Who:  The wide range of applications makes this option a potential fit for a wide range of people; just keep in mind that such breadth of applicability increases the importance of custom tailoring to the specific situation.  An older person who wants to pass money they know they will never need to heirs should have a structure that reflects that goal; whereas a high-earner in their 50s who is trying to set the stage for tax-free income in retirement should go another route.  The key is configuring the structure based on a clear understanding of the goal(s).

Special Considerations:  Insurance costs money, so it is important to remember that any potential tax savings come at a cost.  Hopefully the cost of insurance is well less than the offset tax burden, making the act a logical one to take.  But the benefits do not come for free.  Also, in some instances the health of the person taking out the policy will be a limiting factor; though this is not always the case when the insurer knows that basic death coverage is not the primary goal.

 

Gold Bullion

What:  Gold is viewed by many as a measuring stick for wealth.  Gold’s value derives from its scarcity, and the fact that there is only a relatively small amount added to the world’s supply each year creates a sort of stability that is hard to find elsewhere.  Some people buy gold because they expect it to go up in value as overall economic growth takes place.  Others buy it because they believe it will hold its value in times of crisis, where assets from other classes may devalue significantly.  History has rewarded both of these points of view.

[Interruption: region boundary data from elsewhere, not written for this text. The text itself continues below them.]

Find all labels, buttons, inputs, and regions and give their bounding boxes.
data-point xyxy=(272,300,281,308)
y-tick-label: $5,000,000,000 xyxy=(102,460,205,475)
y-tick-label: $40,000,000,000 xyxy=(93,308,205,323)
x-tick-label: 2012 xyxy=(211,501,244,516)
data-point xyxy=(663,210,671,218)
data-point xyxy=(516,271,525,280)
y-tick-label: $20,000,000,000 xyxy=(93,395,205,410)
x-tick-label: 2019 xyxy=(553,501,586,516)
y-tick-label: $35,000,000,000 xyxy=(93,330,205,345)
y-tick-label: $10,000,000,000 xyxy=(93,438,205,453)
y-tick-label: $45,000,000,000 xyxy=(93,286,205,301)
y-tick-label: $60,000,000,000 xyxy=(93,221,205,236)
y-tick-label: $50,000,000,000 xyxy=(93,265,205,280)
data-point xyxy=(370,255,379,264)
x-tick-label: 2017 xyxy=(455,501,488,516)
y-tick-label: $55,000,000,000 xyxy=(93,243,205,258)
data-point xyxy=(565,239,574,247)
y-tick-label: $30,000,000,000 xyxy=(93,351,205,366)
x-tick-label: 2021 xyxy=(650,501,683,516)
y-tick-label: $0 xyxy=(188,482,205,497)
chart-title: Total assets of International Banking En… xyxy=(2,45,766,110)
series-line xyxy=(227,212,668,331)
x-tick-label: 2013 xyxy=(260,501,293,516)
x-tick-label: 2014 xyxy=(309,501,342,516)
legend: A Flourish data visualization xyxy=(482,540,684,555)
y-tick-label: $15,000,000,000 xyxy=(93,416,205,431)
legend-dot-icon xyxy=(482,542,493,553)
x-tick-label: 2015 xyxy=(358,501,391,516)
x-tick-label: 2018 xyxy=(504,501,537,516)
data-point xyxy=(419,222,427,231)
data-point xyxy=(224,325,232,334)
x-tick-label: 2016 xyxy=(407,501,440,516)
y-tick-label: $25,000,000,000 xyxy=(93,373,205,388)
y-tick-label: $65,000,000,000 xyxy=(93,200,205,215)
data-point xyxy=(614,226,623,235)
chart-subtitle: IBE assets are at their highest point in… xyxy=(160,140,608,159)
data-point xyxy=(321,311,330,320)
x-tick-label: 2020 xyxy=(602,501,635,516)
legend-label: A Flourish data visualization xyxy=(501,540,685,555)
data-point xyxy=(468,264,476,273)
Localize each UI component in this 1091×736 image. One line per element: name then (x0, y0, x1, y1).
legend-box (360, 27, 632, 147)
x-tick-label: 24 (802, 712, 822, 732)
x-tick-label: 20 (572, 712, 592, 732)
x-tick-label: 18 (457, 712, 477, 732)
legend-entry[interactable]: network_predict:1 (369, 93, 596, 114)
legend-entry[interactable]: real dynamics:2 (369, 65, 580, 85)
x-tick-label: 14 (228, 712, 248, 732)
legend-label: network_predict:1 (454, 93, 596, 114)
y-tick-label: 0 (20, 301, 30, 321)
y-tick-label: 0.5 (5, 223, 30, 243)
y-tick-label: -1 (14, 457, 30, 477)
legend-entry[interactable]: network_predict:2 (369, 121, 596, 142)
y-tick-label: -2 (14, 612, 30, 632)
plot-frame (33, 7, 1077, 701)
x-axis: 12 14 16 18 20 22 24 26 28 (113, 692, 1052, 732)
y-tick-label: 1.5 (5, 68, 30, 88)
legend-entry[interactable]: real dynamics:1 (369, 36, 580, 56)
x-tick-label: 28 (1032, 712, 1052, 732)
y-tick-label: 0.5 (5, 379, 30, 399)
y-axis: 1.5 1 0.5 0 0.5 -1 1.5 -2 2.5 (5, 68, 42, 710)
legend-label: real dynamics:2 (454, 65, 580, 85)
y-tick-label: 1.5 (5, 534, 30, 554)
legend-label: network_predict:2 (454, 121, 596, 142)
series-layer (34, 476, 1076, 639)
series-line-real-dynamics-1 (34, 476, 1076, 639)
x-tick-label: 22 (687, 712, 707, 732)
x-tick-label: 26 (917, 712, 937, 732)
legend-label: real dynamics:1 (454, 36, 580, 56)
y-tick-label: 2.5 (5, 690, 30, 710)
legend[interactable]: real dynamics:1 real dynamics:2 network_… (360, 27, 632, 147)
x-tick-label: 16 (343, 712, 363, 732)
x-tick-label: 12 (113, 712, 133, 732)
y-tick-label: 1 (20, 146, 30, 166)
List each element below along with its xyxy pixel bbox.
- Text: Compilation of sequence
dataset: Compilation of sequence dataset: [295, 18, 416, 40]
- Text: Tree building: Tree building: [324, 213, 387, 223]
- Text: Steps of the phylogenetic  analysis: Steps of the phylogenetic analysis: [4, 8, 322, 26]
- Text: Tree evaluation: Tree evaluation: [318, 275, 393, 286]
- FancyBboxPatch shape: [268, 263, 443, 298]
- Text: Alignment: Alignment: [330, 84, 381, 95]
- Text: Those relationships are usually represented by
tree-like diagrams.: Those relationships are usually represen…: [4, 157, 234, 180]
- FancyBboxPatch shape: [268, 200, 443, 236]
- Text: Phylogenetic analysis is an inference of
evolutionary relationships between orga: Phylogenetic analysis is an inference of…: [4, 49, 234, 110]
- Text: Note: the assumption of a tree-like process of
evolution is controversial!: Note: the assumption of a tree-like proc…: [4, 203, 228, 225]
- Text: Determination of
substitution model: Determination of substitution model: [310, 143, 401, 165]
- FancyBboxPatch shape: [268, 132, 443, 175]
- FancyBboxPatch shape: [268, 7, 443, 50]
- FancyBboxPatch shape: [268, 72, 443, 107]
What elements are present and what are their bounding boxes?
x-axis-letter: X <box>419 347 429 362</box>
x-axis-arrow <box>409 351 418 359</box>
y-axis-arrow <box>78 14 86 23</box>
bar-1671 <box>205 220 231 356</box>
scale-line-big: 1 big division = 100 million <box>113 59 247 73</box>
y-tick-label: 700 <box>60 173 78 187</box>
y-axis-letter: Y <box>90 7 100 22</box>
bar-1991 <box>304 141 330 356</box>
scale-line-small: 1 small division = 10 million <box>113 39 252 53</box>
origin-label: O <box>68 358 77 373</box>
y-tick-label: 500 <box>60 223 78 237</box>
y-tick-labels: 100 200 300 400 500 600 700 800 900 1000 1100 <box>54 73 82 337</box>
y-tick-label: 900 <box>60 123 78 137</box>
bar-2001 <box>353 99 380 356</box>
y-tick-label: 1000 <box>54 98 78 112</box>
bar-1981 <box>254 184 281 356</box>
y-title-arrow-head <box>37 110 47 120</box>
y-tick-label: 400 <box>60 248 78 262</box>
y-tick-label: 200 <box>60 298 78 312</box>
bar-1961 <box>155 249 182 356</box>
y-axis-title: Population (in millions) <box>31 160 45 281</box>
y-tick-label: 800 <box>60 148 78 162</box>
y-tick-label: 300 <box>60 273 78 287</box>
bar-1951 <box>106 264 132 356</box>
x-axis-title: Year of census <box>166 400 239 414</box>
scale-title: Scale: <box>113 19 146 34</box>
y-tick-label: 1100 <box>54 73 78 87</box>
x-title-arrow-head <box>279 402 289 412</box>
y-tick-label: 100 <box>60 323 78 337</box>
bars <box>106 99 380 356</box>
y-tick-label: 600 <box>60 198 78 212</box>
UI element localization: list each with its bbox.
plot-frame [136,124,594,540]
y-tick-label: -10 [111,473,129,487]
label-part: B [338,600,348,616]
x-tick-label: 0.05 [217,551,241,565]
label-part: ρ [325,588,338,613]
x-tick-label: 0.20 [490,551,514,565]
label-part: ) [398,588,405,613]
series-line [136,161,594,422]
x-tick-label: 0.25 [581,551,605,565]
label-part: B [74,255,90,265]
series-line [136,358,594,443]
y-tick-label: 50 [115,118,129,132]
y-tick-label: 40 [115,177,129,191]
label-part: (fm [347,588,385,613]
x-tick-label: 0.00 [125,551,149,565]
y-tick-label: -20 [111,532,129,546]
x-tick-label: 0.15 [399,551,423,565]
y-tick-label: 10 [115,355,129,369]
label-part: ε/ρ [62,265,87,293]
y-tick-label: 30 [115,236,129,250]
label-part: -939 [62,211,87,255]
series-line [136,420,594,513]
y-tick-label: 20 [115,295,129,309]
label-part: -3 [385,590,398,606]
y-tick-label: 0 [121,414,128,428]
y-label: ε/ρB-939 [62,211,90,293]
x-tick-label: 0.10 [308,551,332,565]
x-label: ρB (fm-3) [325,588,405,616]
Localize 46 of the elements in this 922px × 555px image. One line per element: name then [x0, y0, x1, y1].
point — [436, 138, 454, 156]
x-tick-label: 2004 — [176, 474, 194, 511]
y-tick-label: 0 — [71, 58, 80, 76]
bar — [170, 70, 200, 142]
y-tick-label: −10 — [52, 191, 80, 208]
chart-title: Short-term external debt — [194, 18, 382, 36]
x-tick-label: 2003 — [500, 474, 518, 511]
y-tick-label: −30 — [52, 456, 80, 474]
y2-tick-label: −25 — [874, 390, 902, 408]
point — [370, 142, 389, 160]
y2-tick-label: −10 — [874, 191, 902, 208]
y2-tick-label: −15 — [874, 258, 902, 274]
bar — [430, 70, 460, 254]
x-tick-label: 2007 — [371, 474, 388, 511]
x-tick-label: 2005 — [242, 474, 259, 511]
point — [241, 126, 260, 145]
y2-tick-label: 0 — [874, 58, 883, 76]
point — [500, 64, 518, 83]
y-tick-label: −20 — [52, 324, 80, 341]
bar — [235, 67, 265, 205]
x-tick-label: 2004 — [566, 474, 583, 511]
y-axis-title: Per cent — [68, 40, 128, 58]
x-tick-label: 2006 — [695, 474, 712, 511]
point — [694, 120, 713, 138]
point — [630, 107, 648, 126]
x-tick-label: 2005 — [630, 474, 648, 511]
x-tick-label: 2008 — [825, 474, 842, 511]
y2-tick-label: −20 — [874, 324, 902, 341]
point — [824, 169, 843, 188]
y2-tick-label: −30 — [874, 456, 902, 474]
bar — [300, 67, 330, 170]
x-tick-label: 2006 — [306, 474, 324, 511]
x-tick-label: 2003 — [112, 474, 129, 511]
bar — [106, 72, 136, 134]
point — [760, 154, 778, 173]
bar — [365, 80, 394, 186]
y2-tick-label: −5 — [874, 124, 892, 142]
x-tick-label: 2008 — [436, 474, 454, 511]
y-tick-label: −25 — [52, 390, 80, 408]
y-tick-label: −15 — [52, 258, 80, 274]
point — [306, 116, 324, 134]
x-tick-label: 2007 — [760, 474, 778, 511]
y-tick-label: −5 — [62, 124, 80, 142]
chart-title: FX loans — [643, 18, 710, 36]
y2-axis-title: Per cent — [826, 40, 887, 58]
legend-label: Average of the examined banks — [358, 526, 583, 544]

Who:  Depends upon whether or not the offense or defensive viewpoint is being taken.  Those buying for appreciation may benefit from tracking current pricing and having the ability to transact both buy and sell transactions quickly.  Defensive purchasers tend to buy-and-forget, or allocate a budgeted amount each month or quarter to incrementally increase their gold holdings over time.  For those with foreign currency exposure, perhaps due to the ownership of a business that operates in multiple countries, gold is sometimes viewed as a de facto currency to hedge fluctuation risks associated with the actual currencies in which they are doing business.

Special Considerations:  Those who champion the purchase of gold for defensive purposes recommend physical gold over gold funds or receipts.  They posit that in an economic crisis delivery may be delayed, and in extreme cases may never materialize at all.  Conversely, if you have the gold, then you have the gold.  Storage is of course a concern anytime a physical asset is involved.  The good news with gold is that it is a highly concentrated form of value: $20,000 worth of gold takes up about the same space as a roll of quarters.